Su rostro estaba lleno de desconcierto mientras miraba a Tía A Luan con preguntas en los ojos.

Pero Tía A Luan ya no la miró; en cambio, se volvió hacia Su Xi y preguntó: “¿Sería posible que usando la Lámpara Guía de Almas se pudiera hacer que la situación del gran demonio mejorara?”

Su Xi negó con la cabeza: “Los espíritus comunes no podrían hacerlo, a menos que fueran como Pei Run, que ha alcanzado un alto nivel de cultivación. Pero él está bajo el mando del Emperador Dongyue, así que no es fácil que se vaya”.

Ya había pensado en algo; antes no se le había ocurrido, pero ahora que Tía A Luan lo mencionó, de repente se le ocurrió una idea. Sin embargo, todavía necesitaba el consentimiento de Wen Yan.

Su Xi miró a Wen Yan y vio que parecía haber pensado en algo también; la miraba con una sonrisa resignada.
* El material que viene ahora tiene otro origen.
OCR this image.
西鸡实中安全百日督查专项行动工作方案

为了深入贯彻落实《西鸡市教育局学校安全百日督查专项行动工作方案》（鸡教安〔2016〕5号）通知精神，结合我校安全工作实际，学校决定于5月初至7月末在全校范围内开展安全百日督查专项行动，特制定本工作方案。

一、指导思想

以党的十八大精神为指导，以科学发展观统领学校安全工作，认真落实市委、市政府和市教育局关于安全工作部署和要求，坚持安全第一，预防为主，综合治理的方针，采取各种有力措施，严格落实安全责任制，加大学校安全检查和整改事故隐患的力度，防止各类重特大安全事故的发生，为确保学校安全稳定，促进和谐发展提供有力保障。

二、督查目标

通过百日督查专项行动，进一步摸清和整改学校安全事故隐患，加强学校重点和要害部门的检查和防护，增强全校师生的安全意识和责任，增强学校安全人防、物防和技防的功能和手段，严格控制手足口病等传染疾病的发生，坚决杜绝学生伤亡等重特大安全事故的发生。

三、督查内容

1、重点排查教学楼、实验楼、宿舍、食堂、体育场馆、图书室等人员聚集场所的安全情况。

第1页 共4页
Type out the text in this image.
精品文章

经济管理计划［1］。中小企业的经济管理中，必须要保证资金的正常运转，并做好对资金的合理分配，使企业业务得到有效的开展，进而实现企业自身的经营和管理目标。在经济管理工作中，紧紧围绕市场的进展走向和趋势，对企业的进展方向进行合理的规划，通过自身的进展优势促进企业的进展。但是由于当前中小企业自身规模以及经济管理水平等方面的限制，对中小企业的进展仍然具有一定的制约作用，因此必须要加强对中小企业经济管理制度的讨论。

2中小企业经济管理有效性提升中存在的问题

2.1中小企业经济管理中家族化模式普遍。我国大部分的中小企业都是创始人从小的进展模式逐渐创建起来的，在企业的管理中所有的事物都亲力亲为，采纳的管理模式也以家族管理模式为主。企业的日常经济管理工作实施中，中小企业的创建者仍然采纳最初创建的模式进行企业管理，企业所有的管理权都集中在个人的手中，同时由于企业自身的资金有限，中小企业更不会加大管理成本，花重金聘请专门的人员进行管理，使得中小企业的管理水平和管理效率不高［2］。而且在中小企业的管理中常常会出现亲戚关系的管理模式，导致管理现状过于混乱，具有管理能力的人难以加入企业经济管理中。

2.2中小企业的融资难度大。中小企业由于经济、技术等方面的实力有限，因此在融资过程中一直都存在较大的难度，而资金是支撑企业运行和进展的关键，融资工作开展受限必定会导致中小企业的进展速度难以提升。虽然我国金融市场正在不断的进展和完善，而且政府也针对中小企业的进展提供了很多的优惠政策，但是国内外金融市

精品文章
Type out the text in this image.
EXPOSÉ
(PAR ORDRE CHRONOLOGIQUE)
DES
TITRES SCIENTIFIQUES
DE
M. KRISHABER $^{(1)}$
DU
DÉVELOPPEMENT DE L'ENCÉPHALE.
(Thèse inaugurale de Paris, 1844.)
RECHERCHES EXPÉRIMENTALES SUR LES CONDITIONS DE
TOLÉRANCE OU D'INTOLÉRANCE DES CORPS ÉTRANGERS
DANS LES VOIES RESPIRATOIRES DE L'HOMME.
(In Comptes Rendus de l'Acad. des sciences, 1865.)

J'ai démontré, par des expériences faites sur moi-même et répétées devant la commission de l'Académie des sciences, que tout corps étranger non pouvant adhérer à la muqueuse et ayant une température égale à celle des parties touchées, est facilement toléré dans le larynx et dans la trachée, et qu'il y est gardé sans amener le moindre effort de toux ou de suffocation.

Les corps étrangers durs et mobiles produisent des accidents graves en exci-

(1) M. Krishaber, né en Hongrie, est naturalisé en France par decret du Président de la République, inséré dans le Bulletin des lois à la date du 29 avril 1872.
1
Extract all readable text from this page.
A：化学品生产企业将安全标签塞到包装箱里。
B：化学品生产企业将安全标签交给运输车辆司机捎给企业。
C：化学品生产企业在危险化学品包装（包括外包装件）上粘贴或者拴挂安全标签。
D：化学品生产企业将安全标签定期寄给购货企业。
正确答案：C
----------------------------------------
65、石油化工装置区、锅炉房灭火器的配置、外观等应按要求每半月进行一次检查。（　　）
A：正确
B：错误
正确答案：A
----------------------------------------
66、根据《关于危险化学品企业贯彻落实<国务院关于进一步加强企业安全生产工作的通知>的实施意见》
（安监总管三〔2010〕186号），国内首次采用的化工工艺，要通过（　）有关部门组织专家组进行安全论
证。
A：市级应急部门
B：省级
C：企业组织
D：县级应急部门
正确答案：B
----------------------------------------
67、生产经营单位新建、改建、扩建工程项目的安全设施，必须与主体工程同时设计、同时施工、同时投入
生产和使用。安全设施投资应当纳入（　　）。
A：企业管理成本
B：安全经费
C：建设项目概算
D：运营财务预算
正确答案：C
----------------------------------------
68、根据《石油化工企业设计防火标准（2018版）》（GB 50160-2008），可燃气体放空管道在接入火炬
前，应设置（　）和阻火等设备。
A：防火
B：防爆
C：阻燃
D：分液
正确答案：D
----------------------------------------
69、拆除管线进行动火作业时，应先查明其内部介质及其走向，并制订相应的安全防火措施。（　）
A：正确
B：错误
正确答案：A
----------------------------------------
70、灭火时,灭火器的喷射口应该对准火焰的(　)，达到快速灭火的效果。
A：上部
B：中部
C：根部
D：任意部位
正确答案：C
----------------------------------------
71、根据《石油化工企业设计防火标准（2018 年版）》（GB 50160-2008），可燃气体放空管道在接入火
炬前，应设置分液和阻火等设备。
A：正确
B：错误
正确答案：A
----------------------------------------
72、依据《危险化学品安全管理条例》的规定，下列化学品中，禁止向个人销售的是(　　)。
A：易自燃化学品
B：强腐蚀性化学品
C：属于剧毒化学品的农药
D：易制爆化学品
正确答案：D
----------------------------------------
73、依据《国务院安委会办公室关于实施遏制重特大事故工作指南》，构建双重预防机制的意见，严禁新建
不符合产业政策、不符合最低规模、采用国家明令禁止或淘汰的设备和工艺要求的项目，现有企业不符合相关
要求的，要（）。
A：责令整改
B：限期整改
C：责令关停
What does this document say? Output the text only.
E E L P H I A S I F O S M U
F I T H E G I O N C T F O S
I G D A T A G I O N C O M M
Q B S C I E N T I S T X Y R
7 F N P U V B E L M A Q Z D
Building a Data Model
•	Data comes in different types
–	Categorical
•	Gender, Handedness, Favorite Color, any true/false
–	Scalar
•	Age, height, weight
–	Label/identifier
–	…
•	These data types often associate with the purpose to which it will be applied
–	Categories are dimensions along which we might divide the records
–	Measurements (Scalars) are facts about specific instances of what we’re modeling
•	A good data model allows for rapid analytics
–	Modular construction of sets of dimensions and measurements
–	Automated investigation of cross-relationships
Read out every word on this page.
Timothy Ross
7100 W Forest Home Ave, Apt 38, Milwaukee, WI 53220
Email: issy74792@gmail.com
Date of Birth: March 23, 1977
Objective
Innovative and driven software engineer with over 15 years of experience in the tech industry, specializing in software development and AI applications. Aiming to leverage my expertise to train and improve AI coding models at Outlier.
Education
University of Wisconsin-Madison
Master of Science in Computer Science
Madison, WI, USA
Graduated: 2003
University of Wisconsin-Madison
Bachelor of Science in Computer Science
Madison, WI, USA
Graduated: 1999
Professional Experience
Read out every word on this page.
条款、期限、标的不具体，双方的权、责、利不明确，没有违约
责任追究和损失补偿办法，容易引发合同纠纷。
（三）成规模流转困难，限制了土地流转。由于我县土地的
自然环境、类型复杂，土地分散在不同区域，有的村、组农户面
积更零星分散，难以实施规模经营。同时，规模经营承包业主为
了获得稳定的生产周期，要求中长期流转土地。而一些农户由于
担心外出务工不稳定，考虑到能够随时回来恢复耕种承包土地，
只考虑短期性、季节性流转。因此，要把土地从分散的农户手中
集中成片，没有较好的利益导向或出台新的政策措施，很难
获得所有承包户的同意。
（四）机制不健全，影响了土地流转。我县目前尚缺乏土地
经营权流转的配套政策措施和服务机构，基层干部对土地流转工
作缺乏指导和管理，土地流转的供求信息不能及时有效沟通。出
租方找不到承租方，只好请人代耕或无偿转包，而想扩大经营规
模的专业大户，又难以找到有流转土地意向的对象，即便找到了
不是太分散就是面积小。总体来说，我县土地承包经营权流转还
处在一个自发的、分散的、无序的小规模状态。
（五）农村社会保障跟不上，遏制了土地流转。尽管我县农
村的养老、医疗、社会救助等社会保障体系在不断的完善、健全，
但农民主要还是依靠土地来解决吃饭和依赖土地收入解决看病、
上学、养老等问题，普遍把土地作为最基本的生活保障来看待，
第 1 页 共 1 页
De repente, Su Xi quiso hacerse la tonta.

“Pei Run no puede venir así como así”, suspiró Tía A Luan, diciendo que realmente había considerado todas las posibilidades.

“Tampoco es que no haya ninguna manera”, dijo Wen Yan después de tomar una profunda respiración. Si no hubiera la Lámpara Guía de Almas, su método no funcionaría, pero ahora que Ji Nan Ye estaba allí, había alguna posibilidad de éxito.

Todos los ojos se dirigieron hacia Wen Yan, incluido el de Su Xi.

Ella tenía cierta relación con el gran demonio, pero no tanto como para que necesitara a Wen Yan para salvarlo.

Su Xi no sabía qué lugar ocupaba Wen Yan en su corazón; de todos modos, estaba un poco por encima del Emperador Dongyue, un poco por encima de Tía A Luan y un poco por debajo de Su Zhan.

“¿Han olvidado quién soy? Pero claro, durante todos estos años he sido solo la seguidora de Su Xi; es normal que lo hayan olvidado”.

Wen Yan sonrió, bromeando consigo mismo de manera muy acertada.

Su Xi realmente no pudo evitarlo y le lanzó una mirada de desdén.